Para atuar na área de saúde mental e oferecer o suporte necessário à população, é fundamental que o profissional tenha uma formação sólida, obtida em uma faculdade de psicologia reconhecida. Esse percurso formativo é o que habilita o futuro profissional a compreender o cuidado emocional de forma ampla, preventiva e contextualizada.

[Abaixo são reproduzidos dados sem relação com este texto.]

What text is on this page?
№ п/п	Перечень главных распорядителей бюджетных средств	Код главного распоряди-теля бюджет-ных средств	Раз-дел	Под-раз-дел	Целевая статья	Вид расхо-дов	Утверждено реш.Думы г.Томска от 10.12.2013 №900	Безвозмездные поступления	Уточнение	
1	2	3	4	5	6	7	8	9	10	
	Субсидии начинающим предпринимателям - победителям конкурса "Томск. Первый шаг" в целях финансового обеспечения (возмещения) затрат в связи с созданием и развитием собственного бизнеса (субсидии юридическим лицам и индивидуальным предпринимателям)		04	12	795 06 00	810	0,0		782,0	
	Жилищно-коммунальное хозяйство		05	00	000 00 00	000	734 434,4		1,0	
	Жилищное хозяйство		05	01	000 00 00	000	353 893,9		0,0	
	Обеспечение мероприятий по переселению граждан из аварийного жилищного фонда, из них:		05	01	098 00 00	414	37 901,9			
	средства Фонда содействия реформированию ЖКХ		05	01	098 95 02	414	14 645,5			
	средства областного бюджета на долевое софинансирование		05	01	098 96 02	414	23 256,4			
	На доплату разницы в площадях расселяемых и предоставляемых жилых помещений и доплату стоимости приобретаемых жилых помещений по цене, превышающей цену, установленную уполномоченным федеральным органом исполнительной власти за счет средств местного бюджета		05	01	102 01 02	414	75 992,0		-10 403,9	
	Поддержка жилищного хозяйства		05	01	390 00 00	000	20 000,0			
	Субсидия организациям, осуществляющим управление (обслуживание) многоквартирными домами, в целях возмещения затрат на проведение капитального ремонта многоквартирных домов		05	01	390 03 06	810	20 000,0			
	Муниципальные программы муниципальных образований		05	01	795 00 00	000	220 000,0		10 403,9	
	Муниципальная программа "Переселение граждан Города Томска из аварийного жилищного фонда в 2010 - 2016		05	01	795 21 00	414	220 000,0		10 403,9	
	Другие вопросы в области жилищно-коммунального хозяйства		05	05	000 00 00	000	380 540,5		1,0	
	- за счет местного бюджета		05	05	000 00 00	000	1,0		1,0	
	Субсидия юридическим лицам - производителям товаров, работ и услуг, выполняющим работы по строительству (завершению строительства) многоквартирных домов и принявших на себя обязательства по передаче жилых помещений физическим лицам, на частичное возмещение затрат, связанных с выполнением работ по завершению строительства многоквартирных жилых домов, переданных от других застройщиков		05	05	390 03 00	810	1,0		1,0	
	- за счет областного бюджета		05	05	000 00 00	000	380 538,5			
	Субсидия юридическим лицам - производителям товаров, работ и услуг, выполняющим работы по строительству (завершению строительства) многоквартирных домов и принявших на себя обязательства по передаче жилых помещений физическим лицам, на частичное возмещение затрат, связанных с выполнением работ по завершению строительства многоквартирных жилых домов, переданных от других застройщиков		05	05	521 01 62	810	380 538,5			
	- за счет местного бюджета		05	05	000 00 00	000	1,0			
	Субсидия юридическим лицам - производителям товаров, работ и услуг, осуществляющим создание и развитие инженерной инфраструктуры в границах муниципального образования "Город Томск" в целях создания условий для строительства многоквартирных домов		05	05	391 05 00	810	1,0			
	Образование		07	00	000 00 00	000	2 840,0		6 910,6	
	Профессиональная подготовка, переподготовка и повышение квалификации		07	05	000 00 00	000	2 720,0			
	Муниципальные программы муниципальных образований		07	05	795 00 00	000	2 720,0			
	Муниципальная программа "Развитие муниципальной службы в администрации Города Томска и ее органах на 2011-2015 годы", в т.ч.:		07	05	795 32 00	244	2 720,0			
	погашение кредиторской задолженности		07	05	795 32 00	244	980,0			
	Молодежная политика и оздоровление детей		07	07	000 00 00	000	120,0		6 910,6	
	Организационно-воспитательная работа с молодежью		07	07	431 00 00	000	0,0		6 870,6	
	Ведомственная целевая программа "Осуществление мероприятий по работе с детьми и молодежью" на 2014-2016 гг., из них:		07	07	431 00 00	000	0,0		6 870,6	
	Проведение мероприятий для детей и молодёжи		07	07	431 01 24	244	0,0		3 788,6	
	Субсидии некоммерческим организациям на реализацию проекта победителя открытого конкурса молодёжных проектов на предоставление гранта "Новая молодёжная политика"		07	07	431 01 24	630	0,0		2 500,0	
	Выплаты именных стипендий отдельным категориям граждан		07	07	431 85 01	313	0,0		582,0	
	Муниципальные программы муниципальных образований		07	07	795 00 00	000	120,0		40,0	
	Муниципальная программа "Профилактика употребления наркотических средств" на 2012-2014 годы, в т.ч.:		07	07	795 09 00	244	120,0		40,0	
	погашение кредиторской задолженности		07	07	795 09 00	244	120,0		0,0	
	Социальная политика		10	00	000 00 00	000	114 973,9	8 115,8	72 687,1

Onde buscar ajuda: garantindo um atendimento ético e eficaz

Um dos principais critérios na hora de buscar um atendimento seguro é verificar se o profissional possui registro ativo no Conselho Regional de Psicologia (CRP), órgão responsável por fiscalizar e normatizar a prática da psicologia no Brasil. O registro assegura que o profissional cumpriu as exigências legais e está submetido a um código de ética.

Além do atendimento individual, o SUS segue como porta de entrada fundamental para milhões de brasileiros. O fortalecimento da Rede de Atenção Psicossocial (RAPS) ampliou o acesso a serviços comunitários e multiprofissionais, o que contribui para reduzir barreiras históricas no cuidado emocional.

O avanço da conscientização sobre saúde mental representa um passo importante para o país, mas ele só se sustenta com investimento contínuo em formação, regulação e informação de qualidade.